US President Joe Biden warned Monday that NATO must adapt to new challenges posed by China and Russia as he met fellow leaders to renew Washington’s “sacred” bond with its allies.
Arriving at NATO headquarters in Brussels for a summit with his 29 counterparts, Biden stressed that the alliance was “critically important” to US security.
But it is also a moment to renew priorities and strategies for dealing with Moscow and Beijing, novel threats, and NATO’s hasty withdrawal from Afghanistan after years of conflict.
“We have Russia that is not acting in a way that is consistent with what we had hoped, as well as China,” he said.
And he stressed once again that Article 5 of the NATO treaty — the obligation of members to defend one another, once called into question by Trump — was a “sacred obligation”.
“We’re not entering a new Cold War and China is not our adversary, not our enemy,” Stoltenberg told reporters as he arrived at NATO headquarters ahead of the leaders.
– Erdogan talks –
France’s President Emmanuel Macron met one-on-one with his Turkish counterpart and fellow ally Recep Tayyip Erdogan ahead of the summit, and Biden was due to meet him later.

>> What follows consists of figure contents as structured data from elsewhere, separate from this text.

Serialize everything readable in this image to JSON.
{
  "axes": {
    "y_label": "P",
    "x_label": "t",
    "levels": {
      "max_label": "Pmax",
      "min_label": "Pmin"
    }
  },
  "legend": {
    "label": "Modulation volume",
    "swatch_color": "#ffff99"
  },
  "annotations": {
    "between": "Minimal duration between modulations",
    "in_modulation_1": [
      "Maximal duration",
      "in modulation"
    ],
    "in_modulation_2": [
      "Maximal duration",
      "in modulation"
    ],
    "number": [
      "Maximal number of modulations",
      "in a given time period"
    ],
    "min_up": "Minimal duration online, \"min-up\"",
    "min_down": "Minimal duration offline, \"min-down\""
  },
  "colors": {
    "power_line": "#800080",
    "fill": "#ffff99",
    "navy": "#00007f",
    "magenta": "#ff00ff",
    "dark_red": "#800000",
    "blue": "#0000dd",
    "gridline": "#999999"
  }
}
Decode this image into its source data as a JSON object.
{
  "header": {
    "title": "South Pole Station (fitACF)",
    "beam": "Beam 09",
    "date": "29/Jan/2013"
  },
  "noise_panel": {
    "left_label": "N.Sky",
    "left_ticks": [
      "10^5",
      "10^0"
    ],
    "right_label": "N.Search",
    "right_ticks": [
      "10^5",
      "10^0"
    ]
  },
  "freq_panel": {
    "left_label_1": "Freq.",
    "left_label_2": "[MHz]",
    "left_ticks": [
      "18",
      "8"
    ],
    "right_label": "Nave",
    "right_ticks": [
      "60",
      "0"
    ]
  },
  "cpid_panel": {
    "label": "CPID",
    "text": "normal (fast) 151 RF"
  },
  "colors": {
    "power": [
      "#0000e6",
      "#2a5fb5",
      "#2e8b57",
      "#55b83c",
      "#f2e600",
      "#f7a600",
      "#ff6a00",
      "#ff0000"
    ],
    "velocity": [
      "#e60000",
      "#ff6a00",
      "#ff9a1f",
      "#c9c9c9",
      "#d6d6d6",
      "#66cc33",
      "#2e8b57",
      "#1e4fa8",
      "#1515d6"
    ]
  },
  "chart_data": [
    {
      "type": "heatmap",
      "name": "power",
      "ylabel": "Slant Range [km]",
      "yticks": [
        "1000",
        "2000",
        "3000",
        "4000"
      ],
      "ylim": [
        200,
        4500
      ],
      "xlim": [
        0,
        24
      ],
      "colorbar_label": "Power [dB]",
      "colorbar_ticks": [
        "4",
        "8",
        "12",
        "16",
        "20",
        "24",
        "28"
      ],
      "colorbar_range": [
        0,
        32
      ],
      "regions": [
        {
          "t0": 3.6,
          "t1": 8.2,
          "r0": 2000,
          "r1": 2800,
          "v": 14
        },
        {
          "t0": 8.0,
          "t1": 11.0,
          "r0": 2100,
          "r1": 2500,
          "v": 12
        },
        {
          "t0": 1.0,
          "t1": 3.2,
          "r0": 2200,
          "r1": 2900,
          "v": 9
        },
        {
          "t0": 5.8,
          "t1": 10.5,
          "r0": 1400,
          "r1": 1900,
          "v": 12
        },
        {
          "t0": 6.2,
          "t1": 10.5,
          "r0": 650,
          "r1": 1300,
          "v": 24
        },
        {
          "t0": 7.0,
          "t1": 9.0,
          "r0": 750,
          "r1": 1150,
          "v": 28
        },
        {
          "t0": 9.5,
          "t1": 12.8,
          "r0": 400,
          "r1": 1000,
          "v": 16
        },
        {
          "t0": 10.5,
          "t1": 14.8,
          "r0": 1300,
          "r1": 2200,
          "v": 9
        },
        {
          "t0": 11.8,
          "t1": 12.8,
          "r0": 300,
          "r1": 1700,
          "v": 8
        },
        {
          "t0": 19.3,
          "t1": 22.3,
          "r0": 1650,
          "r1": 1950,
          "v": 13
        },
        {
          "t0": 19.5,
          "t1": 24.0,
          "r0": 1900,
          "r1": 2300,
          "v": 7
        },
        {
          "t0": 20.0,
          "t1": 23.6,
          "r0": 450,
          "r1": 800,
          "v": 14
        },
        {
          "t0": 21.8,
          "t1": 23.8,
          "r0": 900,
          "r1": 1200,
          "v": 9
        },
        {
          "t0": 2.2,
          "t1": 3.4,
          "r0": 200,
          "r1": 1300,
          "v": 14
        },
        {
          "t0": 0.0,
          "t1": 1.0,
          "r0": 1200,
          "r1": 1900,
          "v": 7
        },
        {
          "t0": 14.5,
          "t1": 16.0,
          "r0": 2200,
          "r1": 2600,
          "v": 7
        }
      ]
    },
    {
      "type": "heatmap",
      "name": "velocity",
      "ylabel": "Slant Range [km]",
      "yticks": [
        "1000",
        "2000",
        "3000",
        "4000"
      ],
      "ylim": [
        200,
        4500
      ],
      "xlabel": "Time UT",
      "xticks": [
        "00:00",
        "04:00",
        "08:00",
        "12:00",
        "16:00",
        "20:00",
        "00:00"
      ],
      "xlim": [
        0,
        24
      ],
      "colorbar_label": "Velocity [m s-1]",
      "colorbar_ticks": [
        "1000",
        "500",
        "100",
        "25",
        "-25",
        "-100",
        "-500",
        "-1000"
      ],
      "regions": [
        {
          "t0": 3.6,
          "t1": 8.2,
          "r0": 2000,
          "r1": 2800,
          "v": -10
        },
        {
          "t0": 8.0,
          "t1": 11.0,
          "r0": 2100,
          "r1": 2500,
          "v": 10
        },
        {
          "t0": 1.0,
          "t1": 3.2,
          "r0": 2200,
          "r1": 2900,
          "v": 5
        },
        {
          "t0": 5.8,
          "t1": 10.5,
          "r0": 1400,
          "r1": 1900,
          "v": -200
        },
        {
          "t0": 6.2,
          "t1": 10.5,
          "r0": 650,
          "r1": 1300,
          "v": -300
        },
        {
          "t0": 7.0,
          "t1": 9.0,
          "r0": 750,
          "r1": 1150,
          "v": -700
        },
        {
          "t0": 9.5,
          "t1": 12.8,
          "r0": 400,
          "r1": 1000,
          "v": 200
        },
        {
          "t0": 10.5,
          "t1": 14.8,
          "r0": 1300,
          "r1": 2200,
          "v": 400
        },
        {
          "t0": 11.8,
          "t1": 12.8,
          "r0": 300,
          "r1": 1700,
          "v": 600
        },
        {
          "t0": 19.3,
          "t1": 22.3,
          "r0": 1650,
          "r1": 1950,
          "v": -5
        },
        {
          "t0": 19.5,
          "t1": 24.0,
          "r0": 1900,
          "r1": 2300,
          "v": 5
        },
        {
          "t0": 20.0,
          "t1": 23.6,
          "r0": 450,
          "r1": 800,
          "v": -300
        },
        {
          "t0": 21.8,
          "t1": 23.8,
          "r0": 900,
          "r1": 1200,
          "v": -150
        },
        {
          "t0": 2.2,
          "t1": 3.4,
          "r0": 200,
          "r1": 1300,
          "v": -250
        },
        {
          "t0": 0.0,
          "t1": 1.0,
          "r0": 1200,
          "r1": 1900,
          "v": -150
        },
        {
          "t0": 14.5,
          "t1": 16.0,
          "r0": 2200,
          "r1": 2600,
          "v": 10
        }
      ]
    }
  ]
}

In contrast to Trump, Biden has firmly reasserted American backing for the 72-year-old military alliance — and his administration has been making a show of consulting more with partners.
But there remain divisions among the allies on some key issues — including how to deal with China’s rise and how to increase common funding.
Other leaders arriving for the talks dismissed this phrase, but European leaders stressed that they did not want to be drawn into a US confrontation with China at the cost of focusing on Russia.
The leaders will agree to rewrite the core “strategic concept” to face a world where cyber attacks, climate change, and new technologies pose new threats.
On China, Biden is picking up from where Trump left off by getting NATO to start paying attention to Beijing and is pushing for the alliance to take a tougher line.
– Out of Afghanistan –
Allies are patching together plans to try to avert a collapse of Afghan forces when they leave and figuring out how to provide enough security for Western embassies to keep working.
Stoltenberg said that NATO would continue to fund Afghan forces, train them abroad and provide civilian support to the government once the military mission has ended.
Stoltenberg said allies are expected to sign off on a new cyber defence policy and to create a fund to help start-ups developing groundbreaking technology.